C’est vrai qu’il y a eu un vent d’optimisme ces dernières années. Grâce au rapprochement diplomatique avec plusieurs Etats arabes. Ensuite parce qu’il y a eu un boom économique en Israël. Cela ne veut pas dire que tout le monde en profite de la même manière, mais presque tout le monde en profite : les Arabes israéliens aujourd’hui ont un niveau de vie plus important que celui de leurs parents ou grands-parents ou que dans les pays arabes voisins.
Bien sûr le rythme d’enrichissement n’est pas celui des juifs de Tel-Aviv qui travaillent dans les nouvelles technologies, mais c’est comme ça dans le monde entier. La crise sanitaire a aussi provoqué un rapprochement : cela a démontré à beaucoup de Juifs qui n’avaient jamais croisé un Arabe de leur vie que les infirmières sont à 30 % arabes et que les médecins et parfois les chirurgiens sont arabes. De l’autre côté, les Arabes israéliens ont pu compter aux aussi sur la campagne de vaccination.
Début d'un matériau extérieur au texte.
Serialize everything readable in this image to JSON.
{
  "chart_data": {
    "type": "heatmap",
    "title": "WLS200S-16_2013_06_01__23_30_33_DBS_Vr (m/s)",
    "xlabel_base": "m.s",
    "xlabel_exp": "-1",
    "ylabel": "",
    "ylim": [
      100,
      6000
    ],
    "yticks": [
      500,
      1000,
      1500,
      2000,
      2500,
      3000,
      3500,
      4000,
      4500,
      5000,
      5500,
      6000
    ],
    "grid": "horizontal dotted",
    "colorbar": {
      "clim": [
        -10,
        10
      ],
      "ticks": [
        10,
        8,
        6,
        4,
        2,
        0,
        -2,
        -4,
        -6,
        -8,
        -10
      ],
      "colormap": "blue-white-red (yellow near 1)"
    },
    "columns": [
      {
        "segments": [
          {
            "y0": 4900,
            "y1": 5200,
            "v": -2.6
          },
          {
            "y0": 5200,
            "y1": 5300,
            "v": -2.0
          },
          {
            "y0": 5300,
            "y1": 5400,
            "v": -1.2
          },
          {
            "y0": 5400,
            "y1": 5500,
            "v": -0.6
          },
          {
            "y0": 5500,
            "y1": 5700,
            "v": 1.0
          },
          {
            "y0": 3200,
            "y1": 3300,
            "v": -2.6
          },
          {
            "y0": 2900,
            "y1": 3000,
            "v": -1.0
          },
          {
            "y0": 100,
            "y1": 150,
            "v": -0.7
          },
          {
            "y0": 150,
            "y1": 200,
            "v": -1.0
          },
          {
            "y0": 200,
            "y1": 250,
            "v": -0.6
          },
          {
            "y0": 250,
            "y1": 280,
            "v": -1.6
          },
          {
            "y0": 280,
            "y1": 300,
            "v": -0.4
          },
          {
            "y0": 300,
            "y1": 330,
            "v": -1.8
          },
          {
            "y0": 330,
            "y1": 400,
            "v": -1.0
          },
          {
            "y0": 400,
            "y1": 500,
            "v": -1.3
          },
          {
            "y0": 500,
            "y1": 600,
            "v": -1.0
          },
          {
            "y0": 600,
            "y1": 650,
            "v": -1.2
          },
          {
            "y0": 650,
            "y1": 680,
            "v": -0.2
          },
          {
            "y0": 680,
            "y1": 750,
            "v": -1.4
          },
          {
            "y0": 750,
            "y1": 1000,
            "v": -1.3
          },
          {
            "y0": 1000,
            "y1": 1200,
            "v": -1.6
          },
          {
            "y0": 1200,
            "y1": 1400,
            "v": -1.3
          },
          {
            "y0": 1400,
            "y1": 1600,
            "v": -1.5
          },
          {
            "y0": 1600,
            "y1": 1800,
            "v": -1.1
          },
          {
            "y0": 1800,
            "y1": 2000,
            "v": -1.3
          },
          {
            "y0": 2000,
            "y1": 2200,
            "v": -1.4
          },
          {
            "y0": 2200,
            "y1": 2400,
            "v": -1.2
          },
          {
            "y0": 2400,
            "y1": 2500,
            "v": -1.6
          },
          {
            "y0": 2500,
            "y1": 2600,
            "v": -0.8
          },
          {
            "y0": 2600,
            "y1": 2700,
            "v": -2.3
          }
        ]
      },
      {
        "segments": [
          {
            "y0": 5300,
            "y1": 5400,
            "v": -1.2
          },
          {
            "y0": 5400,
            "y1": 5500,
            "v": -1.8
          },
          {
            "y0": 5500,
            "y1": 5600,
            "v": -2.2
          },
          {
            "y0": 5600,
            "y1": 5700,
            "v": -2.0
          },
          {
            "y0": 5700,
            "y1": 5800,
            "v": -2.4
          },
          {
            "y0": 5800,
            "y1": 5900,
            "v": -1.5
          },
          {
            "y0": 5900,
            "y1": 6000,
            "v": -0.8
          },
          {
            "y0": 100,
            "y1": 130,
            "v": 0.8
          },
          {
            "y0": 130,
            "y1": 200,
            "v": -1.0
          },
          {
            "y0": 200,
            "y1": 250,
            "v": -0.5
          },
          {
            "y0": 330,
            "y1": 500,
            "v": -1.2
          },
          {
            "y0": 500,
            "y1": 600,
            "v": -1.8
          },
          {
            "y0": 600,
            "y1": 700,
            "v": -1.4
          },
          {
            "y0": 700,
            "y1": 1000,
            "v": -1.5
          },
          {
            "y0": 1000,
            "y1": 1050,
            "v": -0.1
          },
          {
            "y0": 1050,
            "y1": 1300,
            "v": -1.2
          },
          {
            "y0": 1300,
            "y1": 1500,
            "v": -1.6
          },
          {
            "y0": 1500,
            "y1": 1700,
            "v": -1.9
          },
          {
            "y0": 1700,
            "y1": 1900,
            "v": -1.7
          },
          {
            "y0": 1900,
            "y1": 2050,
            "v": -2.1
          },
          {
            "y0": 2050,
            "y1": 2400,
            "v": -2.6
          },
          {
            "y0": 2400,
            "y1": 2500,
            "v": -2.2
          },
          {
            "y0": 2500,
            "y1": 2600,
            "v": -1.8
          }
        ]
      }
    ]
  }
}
Les événements de cette semaine, pour moi, sont provoqués, de manière conjoncturelle par l’instrumentalisation de la charge symbolique de plusieurs semaines de heurts à Jérusalem, conjuguée au ramadan. Et puis sur un temps plus long, en dépit de ce qu’on a dit plus tôt, il n’y a pas de perspectives ni diplomatique globale ni politique en interne à l’Autorité palestinienne, après l’annulation des premières élections en quinze ans : certes, les Arabes israéliens n’y votent pas, mais leurs familles, à quelques kilomètres ou dizaines de kilomètres, oui, et ils se sentent aussi représentés par eux.